In fact, so strong has buying been that the US Mint this week suspended sales of its American Eagle one ounce coins until early December, as demand has outstripped supply. The weight of gold coins sold by the US Mint far this year has exceeded the one million ounce mark, up 40pc year-on-year, at levels not seen since 1999.
Such consumption has in part been fuelled by the recent surge in the price of gold, and the relative weakness of the dollar. Gold continues to hit new highs, touching $1,187 an ounce last week, having already risen 33pc year-to-date in dollar terms. But in reality, after stripping out inflation, current prices are only about half gold’s earlier highs.
That said, there is evidence that the momentum is continuing, with Gluskin Sheff’s chief economist David Rosenberg pointing out that there are now “very deep pockets” underpinning demand for gold.
The increasingly attractive metal is also on the up because it makes investors feel safe – in two ways. First, after two years of sharp share price falls and dollar weakness, gold appears to some to offer a safe haven.
Mr Rosenberg points to market suggestions that Russia’s central bank wants to add another 30 tonnes of gold to its cache by year-end, on top of the 15.5 tonnes it purchased in October.
Such buying, by central banks, which largely abandoned the gold standard in the late 1990s and drove its price down to $250 an ounce in 1999, is a key driver. China and Sri Lanka are among the other Asian nations that have recently raised the amount of their total reserves they hold as gold.
Second, after a financial crisis which has seen many lose their shirts, investors are drawn to gold because they can actually see and touch it.

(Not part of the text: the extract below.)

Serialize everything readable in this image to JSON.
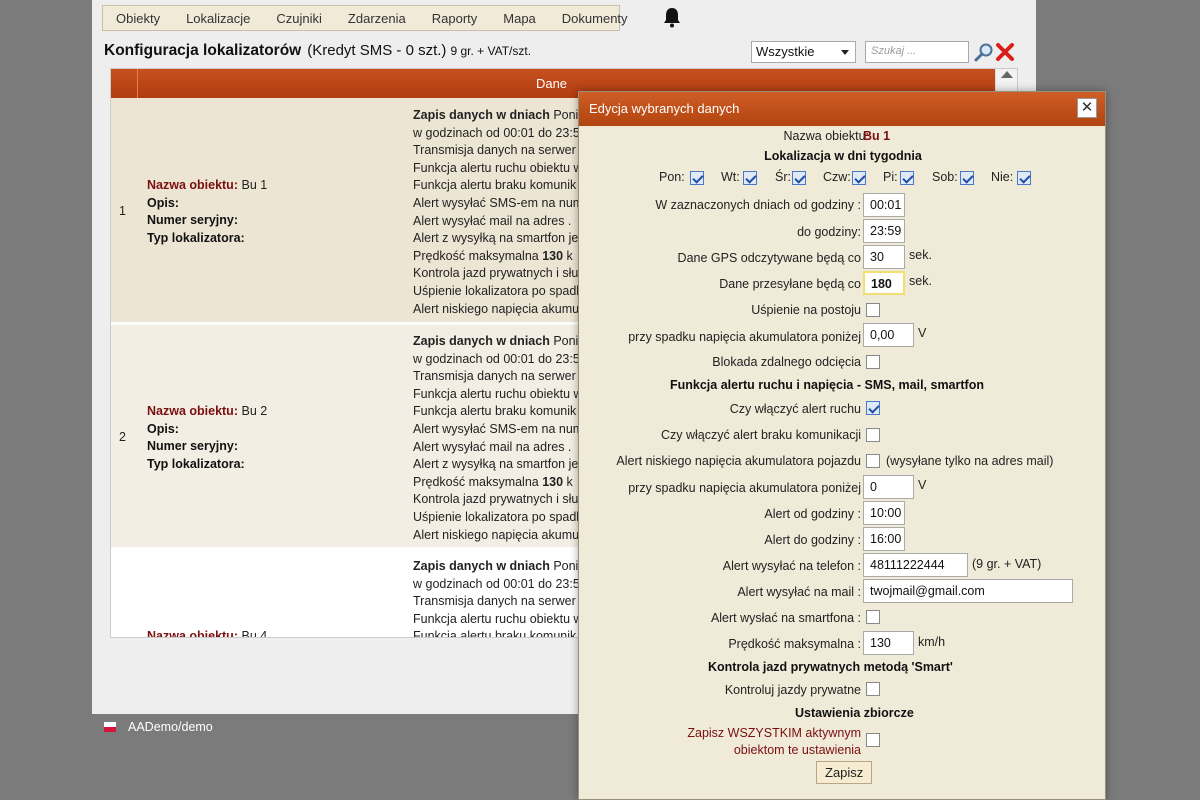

According to Bob Higgins, chief executive of First State Depository, a precious metals vault in Wilmington, Delaware, the number of first-time buyers wanting to store gold at his facility so far this year has been “off the charts”.
“We’ve reached a point in the economy, where people who have talked about putting there money into gold nearly every day of their lives have finally begun to invest in it.”
Higgins prides himself on his one-on-one service, and notes that a number of new customers have travelled to Delaware to look at the depository vaults, to make sure not only that they exist but that there is gold locked inside.
The vaults – the exact location of which cannot be disclosed for security reasons – are insured for up to $400m, and covered by a sophisticated security system designed with the help of insurer Lloyd’s of London and watched over by 36 cameras.
Although a number of his customers are individuals – he is hoping to benefit from HSBC’s New York vault closure decision – Higgins is also developing a growing business with the corporate middle-men who help private investors buy and store their gold. Ireland’s GoldCore – a wealth manager which specialises in precious metal investing – notes on its websites that some of its clients have begun to use Higgins’ US facility, for example.
For a retired builder from just outside Chicago who stores his $50,000 or so of gold bars at a rival depository, it’s all about the safety. “I can touch it, I can see it, lord, I can even smell it if I want to. You just don’t get that sense of security gambling with shares,” says John, who prefers not to disclose his surname.
Now living off his savings, and with no real pension to speak of, those bars are part of his lifeline: “I don’t want to get caught out like so many did. I can’t afford to. I just want to know what’s mine is mine.”